His most famous decision, however, resulted in a complete overhaul of the state's prison system, the 1972 Ruiz vs. Estelle lawsuit, in which he declared Texas prisons to be in violation of the U.S. Constitution's Eighth Amendment or "cruel and unusual punishment" clause. The ruling led to millions of dollars in state spending on new prisons in the 1980s and 1990s. His ruling in Plyer vs. Doe, upheld by the U.S. Supreme Court, allowed the children of undocumented aliens to attend public schools without payment of tuition.

Justice received his law degree from the University of Texas School of Law in 1942. He has been a member of the American Bar Association, the Institute of Judicial Administration, the American Judicature Society, the Judicial Ethics Committee, Judicial Conference Review Committee and the Joint Committee on the Code of Judicial Conduct. His many awards and honors include the Order of the Coif, the NAACP Texas Heroes Award, the National Association of Criminal Defense Lawyers Lifetime Achievement Award and the Texas Civil Liberties Union Outstanding Federal Trial Judge Award.

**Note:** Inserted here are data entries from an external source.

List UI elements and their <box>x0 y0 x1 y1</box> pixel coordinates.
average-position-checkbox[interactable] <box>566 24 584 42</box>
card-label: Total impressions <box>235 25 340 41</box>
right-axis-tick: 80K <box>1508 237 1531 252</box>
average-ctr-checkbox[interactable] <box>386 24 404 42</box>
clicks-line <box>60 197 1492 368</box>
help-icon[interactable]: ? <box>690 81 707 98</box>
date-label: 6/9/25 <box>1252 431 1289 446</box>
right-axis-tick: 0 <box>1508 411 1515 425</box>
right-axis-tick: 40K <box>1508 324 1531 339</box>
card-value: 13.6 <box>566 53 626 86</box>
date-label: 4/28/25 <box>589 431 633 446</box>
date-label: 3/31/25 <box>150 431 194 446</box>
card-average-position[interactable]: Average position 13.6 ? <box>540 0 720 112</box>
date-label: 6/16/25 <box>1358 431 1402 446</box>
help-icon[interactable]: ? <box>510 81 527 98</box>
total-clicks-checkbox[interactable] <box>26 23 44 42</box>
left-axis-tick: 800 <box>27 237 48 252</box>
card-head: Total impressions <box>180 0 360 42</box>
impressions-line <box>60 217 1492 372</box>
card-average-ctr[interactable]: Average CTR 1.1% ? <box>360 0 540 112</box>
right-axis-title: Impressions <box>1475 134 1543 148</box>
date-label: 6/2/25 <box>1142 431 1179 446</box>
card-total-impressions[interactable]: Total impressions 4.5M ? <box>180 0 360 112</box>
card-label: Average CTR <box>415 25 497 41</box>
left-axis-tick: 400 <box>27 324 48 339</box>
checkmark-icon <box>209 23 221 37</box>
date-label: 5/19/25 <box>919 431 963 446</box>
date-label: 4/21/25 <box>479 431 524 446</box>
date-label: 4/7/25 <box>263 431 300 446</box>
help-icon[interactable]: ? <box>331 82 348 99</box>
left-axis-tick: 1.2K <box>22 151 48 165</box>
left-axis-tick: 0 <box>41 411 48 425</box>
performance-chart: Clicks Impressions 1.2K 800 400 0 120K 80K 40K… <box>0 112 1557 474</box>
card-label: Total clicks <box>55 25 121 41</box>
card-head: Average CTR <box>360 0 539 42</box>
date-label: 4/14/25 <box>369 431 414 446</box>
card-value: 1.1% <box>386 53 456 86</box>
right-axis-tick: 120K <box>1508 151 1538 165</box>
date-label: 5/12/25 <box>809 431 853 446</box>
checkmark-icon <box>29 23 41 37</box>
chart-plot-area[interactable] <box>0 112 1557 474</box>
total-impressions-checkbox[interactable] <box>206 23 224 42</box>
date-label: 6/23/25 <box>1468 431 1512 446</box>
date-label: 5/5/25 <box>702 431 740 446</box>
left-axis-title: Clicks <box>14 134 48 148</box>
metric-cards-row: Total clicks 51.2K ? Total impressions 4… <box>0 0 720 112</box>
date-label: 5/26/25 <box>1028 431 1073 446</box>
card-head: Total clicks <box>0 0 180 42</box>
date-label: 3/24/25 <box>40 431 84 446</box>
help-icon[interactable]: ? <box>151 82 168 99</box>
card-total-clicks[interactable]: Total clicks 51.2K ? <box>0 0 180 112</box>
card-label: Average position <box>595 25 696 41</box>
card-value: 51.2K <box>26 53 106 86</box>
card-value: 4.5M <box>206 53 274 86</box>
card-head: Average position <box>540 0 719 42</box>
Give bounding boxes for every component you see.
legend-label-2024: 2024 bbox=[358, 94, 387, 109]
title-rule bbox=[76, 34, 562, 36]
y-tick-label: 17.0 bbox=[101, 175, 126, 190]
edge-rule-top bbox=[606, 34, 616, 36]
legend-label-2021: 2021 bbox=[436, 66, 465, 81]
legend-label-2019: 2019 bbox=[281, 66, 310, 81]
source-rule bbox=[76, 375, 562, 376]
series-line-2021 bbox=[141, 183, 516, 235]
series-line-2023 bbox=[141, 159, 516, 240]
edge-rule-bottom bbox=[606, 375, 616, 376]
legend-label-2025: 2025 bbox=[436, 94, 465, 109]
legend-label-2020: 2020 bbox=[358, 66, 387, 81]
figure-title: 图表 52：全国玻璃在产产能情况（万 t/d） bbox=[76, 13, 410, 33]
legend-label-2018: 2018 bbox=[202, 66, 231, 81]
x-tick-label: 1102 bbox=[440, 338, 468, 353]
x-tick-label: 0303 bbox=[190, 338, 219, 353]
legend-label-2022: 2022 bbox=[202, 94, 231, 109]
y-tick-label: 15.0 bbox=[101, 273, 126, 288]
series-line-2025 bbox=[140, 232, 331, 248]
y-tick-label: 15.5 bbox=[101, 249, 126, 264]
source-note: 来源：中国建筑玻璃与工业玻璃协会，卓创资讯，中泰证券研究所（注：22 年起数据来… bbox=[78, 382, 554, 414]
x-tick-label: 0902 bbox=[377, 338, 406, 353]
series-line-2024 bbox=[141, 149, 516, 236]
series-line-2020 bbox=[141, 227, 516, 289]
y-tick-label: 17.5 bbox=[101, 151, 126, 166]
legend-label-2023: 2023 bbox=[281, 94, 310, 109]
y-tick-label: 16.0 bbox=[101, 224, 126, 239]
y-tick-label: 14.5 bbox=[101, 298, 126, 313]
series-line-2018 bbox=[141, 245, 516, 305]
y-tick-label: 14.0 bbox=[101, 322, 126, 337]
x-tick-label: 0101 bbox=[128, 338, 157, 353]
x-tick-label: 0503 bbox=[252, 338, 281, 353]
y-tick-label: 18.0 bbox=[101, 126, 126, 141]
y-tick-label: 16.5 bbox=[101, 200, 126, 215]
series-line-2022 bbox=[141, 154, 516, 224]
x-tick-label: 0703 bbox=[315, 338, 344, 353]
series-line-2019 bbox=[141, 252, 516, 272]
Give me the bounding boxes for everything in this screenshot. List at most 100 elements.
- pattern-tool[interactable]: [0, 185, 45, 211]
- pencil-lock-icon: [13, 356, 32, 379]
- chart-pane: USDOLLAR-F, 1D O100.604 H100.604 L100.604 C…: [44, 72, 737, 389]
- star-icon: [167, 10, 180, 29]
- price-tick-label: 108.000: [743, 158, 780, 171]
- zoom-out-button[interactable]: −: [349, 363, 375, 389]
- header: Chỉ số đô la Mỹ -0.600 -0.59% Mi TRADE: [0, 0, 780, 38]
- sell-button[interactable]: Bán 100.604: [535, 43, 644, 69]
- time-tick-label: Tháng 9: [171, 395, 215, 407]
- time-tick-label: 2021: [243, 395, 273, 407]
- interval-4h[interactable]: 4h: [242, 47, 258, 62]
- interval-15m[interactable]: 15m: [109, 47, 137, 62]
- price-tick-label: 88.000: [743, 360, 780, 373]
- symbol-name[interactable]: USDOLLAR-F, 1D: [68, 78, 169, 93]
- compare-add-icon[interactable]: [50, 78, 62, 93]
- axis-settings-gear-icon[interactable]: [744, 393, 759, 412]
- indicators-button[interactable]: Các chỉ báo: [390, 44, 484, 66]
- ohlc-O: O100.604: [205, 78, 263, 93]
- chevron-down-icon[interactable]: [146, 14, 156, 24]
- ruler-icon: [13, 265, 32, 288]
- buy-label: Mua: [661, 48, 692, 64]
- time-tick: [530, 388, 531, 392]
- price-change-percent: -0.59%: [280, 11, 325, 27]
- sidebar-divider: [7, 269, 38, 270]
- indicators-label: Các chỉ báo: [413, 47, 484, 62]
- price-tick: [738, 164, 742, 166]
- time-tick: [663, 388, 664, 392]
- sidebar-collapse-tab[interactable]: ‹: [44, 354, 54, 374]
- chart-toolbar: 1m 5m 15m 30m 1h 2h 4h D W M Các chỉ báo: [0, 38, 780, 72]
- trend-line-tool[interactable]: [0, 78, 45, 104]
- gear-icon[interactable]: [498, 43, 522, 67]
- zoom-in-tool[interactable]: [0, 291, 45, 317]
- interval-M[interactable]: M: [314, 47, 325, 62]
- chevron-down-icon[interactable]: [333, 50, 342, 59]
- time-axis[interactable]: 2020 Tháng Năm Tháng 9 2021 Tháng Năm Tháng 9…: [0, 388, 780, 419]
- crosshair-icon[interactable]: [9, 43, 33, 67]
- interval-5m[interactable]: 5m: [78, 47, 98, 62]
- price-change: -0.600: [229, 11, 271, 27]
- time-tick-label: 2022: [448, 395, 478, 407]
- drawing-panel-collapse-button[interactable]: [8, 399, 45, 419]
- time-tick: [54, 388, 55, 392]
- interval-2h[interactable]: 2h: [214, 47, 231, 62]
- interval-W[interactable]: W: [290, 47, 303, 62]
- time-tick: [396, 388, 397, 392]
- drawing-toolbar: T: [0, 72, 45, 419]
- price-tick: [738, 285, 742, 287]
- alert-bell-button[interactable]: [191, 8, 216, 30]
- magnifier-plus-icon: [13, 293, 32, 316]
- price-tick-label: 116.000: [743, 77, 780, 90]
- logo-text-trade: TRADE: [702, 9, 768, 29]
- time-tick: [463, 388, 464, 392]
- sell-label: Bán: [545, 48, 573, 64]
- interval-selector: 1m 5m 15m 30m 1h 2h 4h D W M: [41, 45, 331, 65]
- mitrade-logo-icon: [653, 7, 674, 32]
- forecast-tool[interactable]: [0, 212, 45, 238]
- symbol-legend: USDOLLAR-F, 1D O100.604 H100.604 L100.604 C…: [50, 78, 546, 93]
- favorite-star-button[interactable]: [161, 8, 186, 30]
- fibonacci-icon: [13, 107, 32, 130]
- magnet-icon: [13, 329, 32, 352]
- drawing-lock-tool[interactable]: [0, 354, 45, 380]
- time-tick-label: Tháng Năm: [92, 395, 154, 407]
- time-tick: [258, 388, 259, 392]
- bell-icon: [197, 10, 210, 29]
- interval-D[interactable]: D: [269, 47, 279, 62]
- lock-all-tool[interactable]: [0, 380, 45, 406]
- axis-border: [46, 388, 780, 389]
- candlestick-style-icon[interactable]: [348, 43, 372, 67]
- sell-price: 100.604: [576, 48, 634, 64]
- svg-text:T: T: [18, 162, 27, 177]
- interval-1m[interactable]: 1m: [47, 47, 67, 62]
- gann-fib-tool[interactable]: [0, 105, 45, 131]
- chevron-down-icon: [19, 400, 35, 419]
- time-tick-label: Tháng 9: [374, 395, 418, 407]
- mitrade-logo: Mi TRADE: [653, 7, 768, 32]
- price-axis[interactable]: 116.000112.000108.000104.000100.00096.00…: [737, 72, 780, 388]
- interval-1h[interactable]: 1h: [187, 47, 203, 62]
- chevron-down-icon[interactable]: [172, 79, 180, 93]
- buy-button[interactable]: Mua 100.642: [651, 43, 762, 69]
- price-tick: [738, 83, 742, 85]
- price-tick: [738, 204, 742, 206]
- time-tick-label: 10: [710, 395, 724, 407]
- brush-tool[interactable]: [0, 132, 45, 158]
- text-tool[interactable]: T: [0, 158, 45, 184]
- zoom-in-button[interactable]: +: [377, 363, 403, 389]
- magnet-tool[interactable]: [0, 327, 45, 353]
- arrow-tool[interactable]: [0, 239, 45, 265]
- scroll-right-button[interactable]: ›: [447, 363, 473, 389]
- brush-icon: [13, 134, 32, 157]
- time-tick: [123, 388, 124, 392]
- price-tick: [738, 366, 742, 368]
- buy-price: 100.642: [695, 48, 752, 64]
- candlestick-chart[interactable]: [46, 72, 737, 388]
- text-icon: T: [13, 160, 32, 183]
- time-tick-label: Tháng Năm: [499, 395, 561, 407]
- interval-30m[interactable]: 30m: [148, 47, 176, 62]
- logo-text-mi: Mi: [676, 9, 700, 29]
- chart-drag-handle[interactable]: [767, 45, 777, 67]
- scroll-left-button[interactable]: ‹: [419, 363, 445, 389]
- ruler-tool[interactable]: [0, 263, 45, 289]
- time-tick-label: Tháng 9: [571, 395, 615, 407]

The colloquium, "William Wayne Justice: In Theory and Practice," will feature the following panel:

  • John Attanasio, dean of SMU's Dedman School of Law and the William Hawley Atwell Chair in Constitutional Law
  • Malcolm Feeley, University of California at Berkeley law professor and an expert in constitutional law
  • Lucas Guttentag, former law clerk and an attorney for the New York City American Civil Liberties Union Chapter's Immigrant Rights Project
  • Darren Hutchinson, SMU's Dedman School of Law professor and expert in constitutional law
  • Senior U.S. District Judge William Wayne Justice
  • Steve Martin, former general counsel of the Texas prison system and author of Texas Prisons: When the Walls Came Tumbling Down
  • Richard Mithoff, former law clerk and the plaintiff's attorney for the case that resulted in reforms to the Texas juvenile justice system
  • Judith Resnik, Yale University law professor and a scholar of institutional reform and federal procedure
  • Senior U.S. District Judge Barefoot Sanders
  • Jordan Steiker, University of Texas at Austin law professor and an expert in constitutional law
  • David Vanderhoof, civil rights attorney who litigated several desegregation cases before Justice.

For more information about the colloquium, call SMU's Dedman School of Law at 214-768-2621.

In addition to Justice, musician and philanthropist Van Cliburn will receive an honorary Doctor of Arts degree at commencement. The university has already awarded King Juan Carlos I of Spain an honorary Doctor of Arts degree March 30 when he visited SMU to attend the International Festival of Opening Events for the new Meadows Museum.